介入朝堂這麼久,李絢也算是明白武後一係的朝臣,對待戰爭的態度。
武後執掌朝政,輕易並不涉足軍事,她掌管的更多是錢糧賦稅。
一場大戰,需要準備多少錢糧,民夫,馬匹,軍械,戰場每日消耗又是多少,國庫儲備可以支撐多久,運輸多久送到前線。
這才是武後最擅長和用力的地方。
戰爭實際上就是一場博弈,但勝者未必通吃,敗者也未必就全敗。
不過通常會出現敗者大敗虧輸,但勝者卻一無所得的現象。
尤其是和吐蕃、突厥之類的部落民族作戰,除了能解除邊境威脅以外,收獲寥寥,如果不是有條絲綢之路,恐怕當年和突厥的戰事也都是虧的。
當然,戰場之事不能純以經濟而論,否則的話,就是北宋靖康之恥的下場了。
用一紙假詔騙的新羅不敢妄動,然後大唐順利撤軍,這是最劃算的一件事情。
其中的精密安排,人心算計,甚至都不需要讓新羅完全相信。
隻要有足夠的懷疑,在其國內,疑慮重重之下,安東道鎮撫大使李謹行,副使高侃,就會將這一切都
安排的清清楚楚。
「諸卿還有什麼看法。」李治端坐在桌案之後,目光平靜的看著眾人。
中書令郝處俊上前一步,拱手道:「回稟陛下,南昌王所提之方略的確可行,但太過行險,即便前期行事一切順利,新羅使者信了倭國和我朝將對其進行南北夾擊的策略,但他的懷疑想要傳回東島,也需要時間。

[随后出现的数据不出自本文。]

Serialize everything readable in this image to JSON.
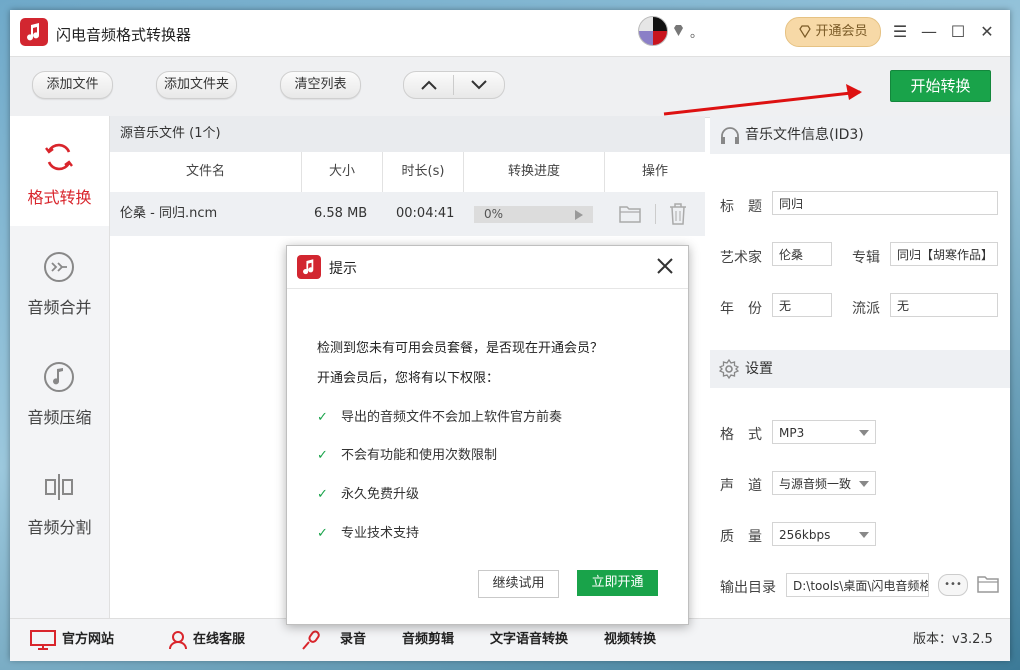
{
  "app": {
    "title": "闪电音频格式转换器",
    "user_name": "。",
    "open_vip_label": "开通会员"
  },
  "window_controls": {
    "menu": "☰",
    "minimize": "—",
    "maximize": "☐",
    "close": "✕"
  },
  "toolbar": {
    "add_file": "添加文件",
    "add_folder": "添加文件夹",
    "clear_list": "清空列表",
    "start_convert": "开始转换"
  },
  "sidebar": {
    "items": [
      {
        "label": "格式转换",
        "icon": "refresh-icon",
        "active": true
      },
      {
        "label": "音频合并",
        "icon": "merge-icon",
        "active": false
      },
      {
        "label": "音频压缩",
        "icon": "music-note-icon",
        "active": false
      },
      {
        "label": "音频分割",
        "icon": "split-icon",
        "active": false
      }
    ]
  },
  "file_pane": {
    "header": "源音乐文件 (1个)",
    "columns": [
      "文件名",
      "大小",
      "时长(s)",
      "转换进度",
      "操作"
    ],
    "rows": [
      {
        "name": "伦桑 - 同归.ncm",
        "size": "6.58 MB",
        "duration": "00:04:41",
        "progress": "0%"
      }
    ]
  },
  "id3": {
    "header": "音乐文件信息(ID3)",
    "title_label": "标　题",
    "title_value": "同归",
    "artist_label": "艺术家",
    "artist_value": "伦桑",
    "album_label": "专辑",
    "album_value": "同归【胡寒作品】",
    "year_label": "年　份",
    "year_value": "无",
    "genre_label": "流派",
    "genre_value": "无"
  },
  "settings": {
    "header": "设置",
    "format_label": "格　式",
    "format_value": "MP3",
    "channel_label": "声　道",
    "channel_value": "与源音频一致",
    "quality_label": "质　量",
    "quality_value": "256kbps",
    "output_label": "输出目录",
    "output_value": "D:\\tools\\桌面\\闪电音频格",
    "more_label": "•••"
  },
  "bottom": {
    "website": "官方网站",
    "support": "在线客服",
    "record": "录音",
    "audio_edit": "音频剪辑",
    "tts": "文字语音转换",
    "video": "视频转换",
    "version": "版本：v3.2.5"
  },
  "dialog": {
    "title": "提示",
    "line1": "检测到您未有可用会员套餐，是否现在开通会员？",
    "line2": "开通会员后，您将有以下权限：",
    "perks": [
      "导出的音频文件不会加上软件官方前奏",
      "不会有功能和使用次数限制",
      "永久免费升级",
      "专业技术支持"
    ],
    "trial_button": "继续试用",
    "open_button": "立即开通"
  },
  "colors": {
    "accent_red": "#d9252c",
    "accent_green": "#19a34a",
    "vip_gold": "#f7d9a7"
  }
}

而且就算倭國與我朝真的南北夾擊,這其中協調,軍備,時間,光是一個冬天絕對不夠,新羅隻需探查,就能辨彆真假。」
「那就兩路並行。」劉仁軌站出來,拱手道:「陛下,即便是沒有新羅人在後牽扯,遼東道冬季撤軍也是困難重重,臣原本就打算過要調用登州水師協助大軍後撤,如今既然要讓新羅忌憚,那麼何妨真調遣一支水師前往東島,即便不參戰,亦可方便大軍撤離。」
「既然要做真,何妨全部做真。」李治直起身,雙手放在龍案之上,目光落在殿中眾臣身上,沉聲說道:「傳召,明日令倭國使者覲見。倭國既然有軍,又貪圖北方領土,何妨讓其真與我朝相協,哪怕不為今日,也要為他日考慮,朕可不想在和吐蕃開戰之時,再聽到有新羅異動的消息。」
說到這裡,李治微微冷笑,輕聲說道:「或許朕這一生,無法徹底平定新羅,但朕的兒子……太子,你要記住,新羅背信棄義,他日必要嚴厲懲處,直至滅國。」
李賢立刻站到了大殿中央,對著李治沉沉躬身:「兒臣遵旨。」
在場眾臣同時低頭,他們心裡都知道,對於這位平滅高句麗,平滅百濟的天皇大帝,新羅的存在和反叛,讓他的這份功業無法達到圓滿。
李治在世雖還有些時間,但他會將更多的注意力放在吐蕃身上,至於新羅,那就交給太子玩弄吧。
深深的看了李賢一眼,李治抬頭,看向一側的門下侍中趙仁本,沉聲說道:「傳旨,任揚州都督府長史竇玄德為江南道籌軍大使,任南昌王李絢任江南道籌軍副使,整備江南道諸路水師援助東島,撤軍以及和倭國聯軍之事。」
李治一句話,整個東島未來的局麵,已經徹底底定。
「臣遵旨。」李絢立刻上前拱手。